Indeed, self-reported vs. clinically diagnosed prevalence rates of 31% vs. 50% were reported for anxiety, 27% vs. 335 depression and 38% vs. 80% for PTSD. Interestingly, the study also reported prevalence data for samples made up of refugees and children/adolescents living in conflict areas . Accordingly, rates of reported anxiety corresponded to 32% and 27% , respectively rates of depression were 28% and 43% ; and rates of PTSD were 52% and 47% . The authors of the study concluded that their estimated prevalence rates were substantially higher in adult and child/adolescent refugees compared to those reported for non-refugee populations worldwide and populations living in conflict or war zones.

Risk models of dating aggression across different adolescent relationships: a developmental psychopathology approach.

Fifteen papers are related to adult populations only, two papers regard both adults and child/adolescents, and five are related to children and adolescent populations. A number of studies have looked exclusively at adolescent’s internalizing, externalizing, and PTSD symptoms, with a range of findings. In a child welfare population, psychological maltreatment, as opposed to experiencing or witnessing physical or sexual assault, had the most profound effect on youth’s internalizing and externalizing behaviors; witnessing family violence had a modest effect only for boys. Adolescent dating violence is defined as any physically, sexually, or psychologically violent behavior, including stalking, directed toward a current or former dating partner in adolescence. Supporting healthy, nonviolent relationships could reduce TDV and prevent its harmful, long-lasting effects on individuals, their families, and their communities.

Physical Injuries during Adolescent/Teenage Dating Relationship

Physical violence is when a person hurts or tries to hurt a partner by hitting, kicking, or using another type of physical force. Due to inconsistencies in reporting and differing sample sizes between outcomes, not all moderating variables could be used for all outcomes. The specific moderating variables used in each analysis are identified in the corresponding section for each of the five outcomes . A qualitative review and integrative model of gratitude and physical healthCR Lavelock, BJ Griffin, EL Worthington Jr, EG Benotsch, Y Lin, CL Greer, … The Meta-analysis of Observational Studies in Epidemiology reporting guideline31 was followed and fulfilled.

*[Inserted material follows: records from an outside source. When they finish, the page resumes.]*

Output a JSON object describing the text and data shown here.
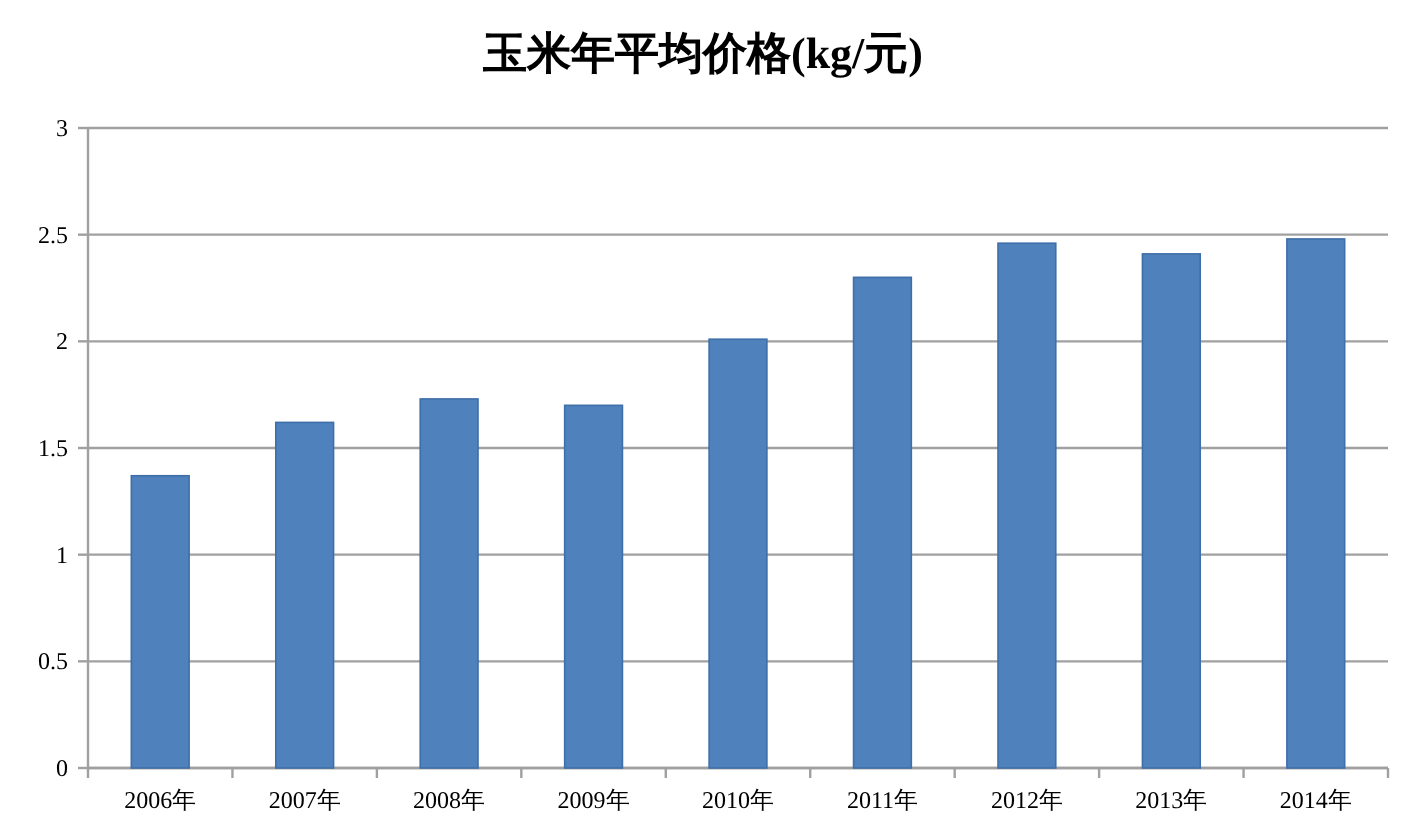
{
  "chart_data": {
    "type": "bar",
    "title": "玉米年平均价格(kg/元)",
    "categories": [
      "2006年",
      "2007年",
      "2008年",
      "2009年",
      "2010年",
      "2011年",
      "2012年",
      "2013年",
      "2014年"
    ],
    "values": [
      1.37,
      1.62,
      1.73,
      1.7,
      2.01,
      2.3,
      2.46,
      2.41,
      2.48
    ],
    "color": "#4f81bd",
    "ylim": [
      0,
      3
    ],
    "yticks": [
      0,
      {
        "value": 0.5,
        "label": "0.5"
      },
      1,
      {
        "value": 1.5,
        "label": "1.5"
      },
      2,
      {
        "value": 2.5,
        "label": "2.5"
      },
      3
    ],
    "grid": "y"
  }
}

During the pre-teen and teen years, it is critical for youth to begin learning skills to create and maintain healthy relationships, including managing feelings and communicating in a healthy way. Research also highlights the need for prevention efforts that address the unique needs of teens who are at greater risk of experiencing teen dating violence. Metaregression shows that the pooled β coefficient did not differ by age at baseline, which is in line with previous literature,20,29 and showed that children with disturbed sleep are equally as vulnerable to later depression as youths. This finding is of particular relevance because it informs the timing of prevention strategies.